I wrote six blog posts around six concepts to do either with my methodology, my theorists or my Industry Partnership. Some of them I posted to social media, some not. The beauty of it was that not a word or hour was wasted. Those blog posts can be copied/reworded into appropriate chapters, attached to my thesis as an appendix, act as a research diary and create an avenue for another scholar to use them as citations or any comments as secondary data for unobtrusive methodologies. Best of all, the blogs and the subsequent SEO on them begin to establish me as an academic in the area of social and cultural resistance to the status quo.

I discovered blogging in 2003. On the way to London from Australia, I read an article on the new and groovy habit of blogging for personal or business. It outlined the history and spoke about the collapse of geographic boundaries to enable smooth connections. Given I was leaving home to work abroad, this appealed to me as an avenue to keep family and friends informed of what I was doing...and acted as a travel log lest I disappear so that someone could track my last movements.

Although in 2024 I blog to my website and own domain name, in 2005, I began my first blog on a free platform. Within it I learned the blogging world and discovered algorithms, html coding, CSS, blogger communities, marketing, SEO, key words, tone, purpose, audience, and the importance of time to publication. Since then I have blogged to many platforms, blogged professionally and watched blogging become a mainstream marketing technique and information dissemination tool...and everyday I still learn about algorithm and other technological changes. 
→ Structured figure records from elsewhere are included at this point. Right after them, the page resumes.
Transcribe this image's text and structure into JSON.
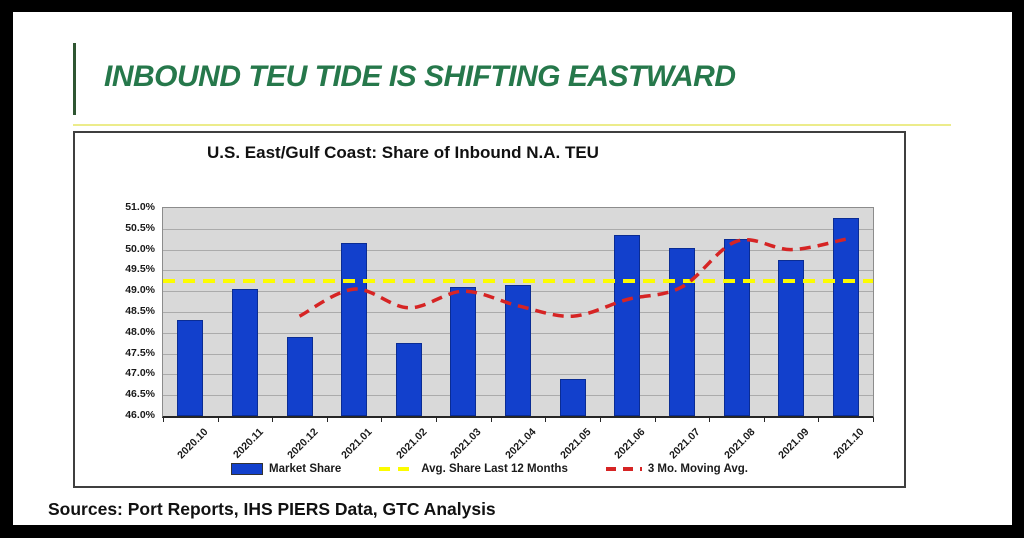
{
  "slide": {
    "title": "INBOUND TEU TIDE IS SHIFTING EASTWARD",
    "source_note": "Sources: Port Reports, IHS PIERS Data, GTC Analysis"
  },
  "colors": {
    "title_green": "#26784b",
    "accent_bar_green": "#2f5632",
    "divider_yellow": "#ecec8b",
    "bar_blue": "#1240cc",
    "bar_border_blue": "#0a2c94",
    "avg_line_yellow": "#fcfc00",
    "moving_avg_red": "#d62424",
    "plot_background": "#d9d9d9",
    "gridline_gray": "#ababab"
  },
  "chart_data": {
    "type": "bar",
    "title": "U.S. East/Gulf Coast: Share of Inbound N.A. TEU",
    "categories": [
      "2020.10",
      "2020.11",
      "2020.12",
      "2021.01",
      "2021.02",
      "2021.03",
      "2021.04",
      "2021.05",
      "2021.06",
      "2021.07",
      "2021.08",
      "2021.09",
      "2021.10"
    ],
    "series": [
      {
        "name": "Market Share",
        "type": "bar",
        "values": [
          48.3,
          49.05,
          47.9,
          50.15,
          47.75,
          49.1,
          49.15,
          46.9,
          50.35,
          50.05,
          50.25,
          49.75,
          50.75
        ]
      },
      {
        "name": "Avg. Share Last 12 Months",
        "type": "hline",
        "style": "dashed",
        "value": 49.25
      },
      {
        "name": "3 Mo. Moving Avg.",
        "type": "line",
        "style": "dashed",
        "values": [
          null,
          null,
          48.4,
          49.05,
          48.6,
          49.0,
          48.65,
          48.4,
          48.8,
          49.1,
          50.2,
          50.0,
          50.25
        ]
      }
    ],
    "ylim": [
      46.0,
      51.0
    ],
    "ytick_step": 0.5,
    "ytick_labels": [
      "51.0%",
      "50.5%",
      "50.0%",
      "49.5%",
      "49.0%",
      "48.5%",
      "48.0%",
      "47.5%",
      "47.0%",
      "46.5%",
      "46.0%"
    ],
    "grid": true,
    "legend_position": "bottom"
  }
}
Despite my long history with blogging as a communication tool, I never considered it as a worthy scholarly tool for PhD underwhelm. Naturally, there are some problems with publicly blogging your research as scholarly communications, namely the theft of ideas, non citations, academic voice and plagiarism, but for underwhelm via conceptual writings blogging is a treat. AI is a problem for scholarly blogging - how does a reader know that the words are your work? It comes down to integrity. I have never used AI to write my blog posts - my material comes from experience and from my own thinking...and I guess that's why I am one of a small population of people doing a PhD rather than gaining influence through the use of posts written by AI. I have, however, used AI for some of my social media posts because the purpose and audience was different. Plus, I wanted to see how AI worked. 

PhD students, try blogging as either a research diary or to underwhelm and refocus. Posting a piece of conceptual writing publicly requires you to be accountable for your time, your thinking and your writing. Time is perpetual motion and that PhD is not going to write itself as time keeps moving on. Underwhelm, underwhelm, underwhelm but every day write something around your theoretical concepts. If 1000 words is too much, write 500. Just write and share it with your supervisor or PhD colleagues. 

There is an academic paper brewing in this and I have just created another citation by me to add to my paper and for my PhD examinators to find when they stalk me to see if I have credibility and leverage within my professional field. You could create this too just by blogging your way out of PhD overwhelm.

 Credit:

Cox, S. J. (2016). From novice to independent researcher: A content analysis of PhD student blogs. ProQuest Dissertations Publishing.